Smith explored the origins of religious practices and beliefs, starting from primitive animism up to the “organized” religion of the nineteenth century. He included in his analysis the development of ritual and myth, totemism and taboo, and the concept of rebirth. He believed that religious practices have particular importance to strengthen the bonds within society or religious community, maintaining the unity within the group. For example, through common rituals and myths, people feel bonded to each other, while through sharing a common sacrificial meal, they confirm the bond between them and their god.

Legacy

Robertson Smith introduced to the English-speaking world a new methodology of the study of the Bible—one based on scientific principles. He believed that this new mode of research would liberate theology from dogma, so predominant during Victorian times, and would permit a flow of religious ideas. His views were met with great opposition and he even faced a trial for heresy. By the end of the nineteenth century, however, Biblical Criticism became fully accepted by virtually all British theologians. The texts in the Bible were freely discussed in both religious and scholarly circles, and even the Free Church of Scotland, which once accused Smith, accepted more liberal views.

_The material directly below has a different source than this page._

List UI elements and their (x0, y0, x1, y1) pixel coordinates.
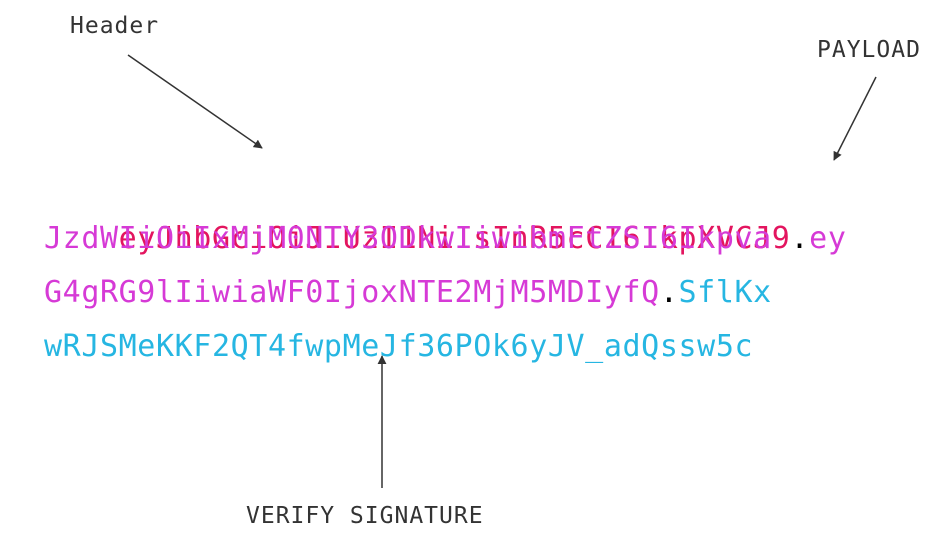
arrows (127, 54, 877, 488)
header-arrow (127, 54, 263, 149)
payload-arrow (833, 76, 877, 161)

Smith is often credited as pioneering anthropology of religion. His views on totemism and ritualistic practices in early religions have deeply inspired many distinguished scholars, including Sigmund Freud and Emile Durkheim.

Publications

* [1881] 2006. Smith, William Robertson. The Old Testament in the Jewish Church: Twelve Lectures on Biblical Criticism. Wipf & Stock Publishers.
* [1882] 2005. Smith, William Robertson. The Prophets of Israel and Their Place in History to the Close of the Eighth Century B.C.E.. Kessinger Publishing.
* [1885] 1988. Smith, William Robertson. Kinship & Marriage in Early Arabia. Hyperion Books.
* [1889] 2002. Smith, William Robertson. Religion of the Semites. New Brunswick, N.J.: Transaction Publishers.
* [1894] 2005. Smith, William Robertson. Lectures on the Religion of the Semites. Adamant Media Corporation.